Can we lend a cellphone so a family can reach out to anxious loved ones to say, "We're still here"?
Can we just listen to someone incoherent, grappling with the terror of what they just experienced and a lack of clarity on what to do first?
Yes, we can and yes, we do. And our generosity doesn't stop there -- if the neighbors are OK then the first responders are exhausted, and would appreciate food, water and maybe a place to sit down and regroup.
Like Chris Pritchett, who along with his wife and two sons all on bicycles, pulled a wagon down Nutmeg Lane in Naperville Sunday night, passing out doughnuts to first responders. "We're so fortunate," Pritchett said.
How do we grow people like this?
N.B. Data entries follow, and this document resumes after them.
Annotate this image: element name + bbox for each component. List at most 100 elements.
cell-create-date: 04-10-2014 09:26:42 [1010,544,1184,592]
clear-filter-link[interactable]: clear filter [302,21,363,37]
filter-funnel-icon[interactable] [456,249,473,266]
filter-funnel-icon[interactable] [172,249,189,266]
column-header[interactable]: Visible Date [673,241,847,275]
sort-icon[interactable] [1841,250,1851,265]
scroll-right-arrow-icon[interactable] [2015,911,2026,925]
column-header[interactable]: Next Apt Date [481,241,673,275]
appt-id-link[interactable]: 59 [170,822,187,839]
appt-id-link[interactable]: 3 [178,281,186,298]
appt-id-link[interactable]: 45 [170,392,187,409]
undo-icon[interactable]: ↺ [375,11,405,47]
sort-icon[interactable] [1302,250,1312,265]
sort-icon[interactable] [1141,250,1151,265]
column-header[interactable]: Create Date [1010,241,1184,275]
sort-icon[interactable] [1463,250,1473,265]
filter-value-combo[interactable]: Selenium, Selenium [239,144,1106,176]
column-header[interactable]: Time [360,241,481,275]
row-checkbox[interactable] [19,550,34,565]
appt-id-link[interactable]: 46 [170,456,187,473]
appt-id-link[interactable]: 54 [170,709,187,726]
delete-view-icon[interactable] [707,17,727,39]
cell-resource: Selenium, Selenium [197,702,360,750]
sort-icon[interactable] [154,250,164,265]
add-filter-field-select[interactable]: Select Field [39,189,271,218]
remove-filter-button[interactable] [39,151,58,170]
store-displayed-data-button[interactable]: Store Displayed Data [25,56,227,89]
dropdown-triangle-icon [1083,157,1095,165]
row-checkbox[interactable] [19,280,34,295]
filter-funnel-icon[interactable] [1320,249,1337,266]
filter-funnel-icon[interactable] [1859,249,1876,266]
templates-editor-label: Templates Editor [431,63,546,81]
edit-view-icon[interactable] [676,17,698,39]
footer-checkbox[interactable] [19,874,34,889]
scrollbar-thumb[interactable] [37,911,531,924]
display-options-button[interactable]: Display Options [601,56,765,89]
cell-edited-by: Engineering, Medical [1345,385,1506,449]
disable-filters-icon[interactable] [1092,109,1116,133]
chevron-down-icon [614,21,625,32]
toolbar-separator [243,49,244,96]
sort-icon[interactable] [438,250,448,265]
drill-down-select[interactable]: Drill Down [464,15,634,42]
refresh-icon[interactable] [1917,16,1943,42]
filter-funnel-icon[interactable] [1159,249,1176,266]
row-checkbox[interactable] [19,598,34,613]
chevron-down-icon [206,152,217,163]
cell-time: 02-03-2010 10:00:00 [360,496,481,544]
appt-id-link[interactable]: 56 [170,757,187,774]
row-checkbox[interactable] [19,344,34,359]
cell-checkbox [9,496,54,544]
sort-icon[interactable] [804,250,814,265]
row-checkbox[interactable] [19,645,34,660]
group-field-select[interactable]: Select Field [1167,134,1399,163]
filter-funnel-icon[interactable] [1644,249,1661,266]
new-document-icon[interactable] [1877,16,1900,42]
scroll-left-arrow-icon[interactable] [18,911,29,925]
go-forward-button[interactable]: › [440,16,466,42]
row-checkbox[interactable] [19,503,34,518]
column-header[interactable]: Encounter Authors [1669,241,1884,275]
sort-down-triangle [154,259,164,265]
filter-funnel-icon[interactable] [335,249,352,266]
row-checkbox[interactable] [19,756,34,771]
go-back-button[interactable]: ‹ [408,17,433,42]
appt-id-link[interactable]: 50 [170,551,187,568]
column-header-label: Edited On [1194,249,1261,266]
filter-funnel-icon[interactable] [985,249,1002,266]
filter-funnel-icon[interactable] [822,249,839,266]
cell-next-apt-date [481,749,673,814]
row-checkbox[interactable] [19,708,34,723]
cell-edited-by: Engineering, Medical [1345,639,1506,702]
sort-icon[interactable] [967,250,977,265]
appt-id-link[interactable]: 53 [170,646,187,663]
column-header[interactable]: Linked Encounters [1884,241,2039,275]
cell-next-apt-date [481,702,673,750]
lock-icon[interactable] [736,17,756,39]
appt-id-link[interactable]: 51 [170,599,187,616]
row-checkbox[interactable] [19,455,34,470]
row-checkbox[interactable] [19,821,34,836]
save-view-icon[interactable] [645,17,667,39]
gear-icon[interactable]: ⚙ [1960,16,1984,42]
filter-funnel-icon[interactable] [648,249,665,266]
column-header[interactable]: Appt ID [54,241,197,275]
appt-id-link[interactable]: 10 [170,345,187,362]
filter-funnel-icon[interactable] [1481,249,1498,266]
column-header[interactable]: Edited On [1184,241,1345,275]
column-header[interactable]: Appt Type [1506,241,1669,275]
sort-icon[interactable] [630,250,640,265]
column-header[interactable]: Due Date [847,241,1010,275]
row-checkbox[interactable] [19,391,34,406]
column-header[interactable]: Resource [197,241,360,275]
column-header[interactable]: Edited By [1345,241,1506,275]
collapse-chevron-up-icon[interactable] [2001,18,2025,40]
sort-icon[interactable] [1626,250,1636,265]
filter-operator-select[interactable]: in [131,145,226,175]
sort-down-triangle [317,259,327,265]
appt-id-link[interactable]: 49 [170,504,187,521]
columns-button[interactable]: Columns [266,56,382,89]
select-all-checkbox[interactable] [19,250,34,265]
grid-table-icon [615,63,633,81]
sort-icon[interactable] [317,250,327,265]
Here's hoping we never run out of them.
"The generosity of our community has not gone unnoticed," said Naperville Mayor Steve Chirico.
On a normal day, no one thinks, "I'm going to be a hero today." You are minding your own business when in a split second the world turns upside down. And suddenly there you are, driving doughnuts up your street, or helping someone search for the family photo albums beneath the rubble. It's who we are.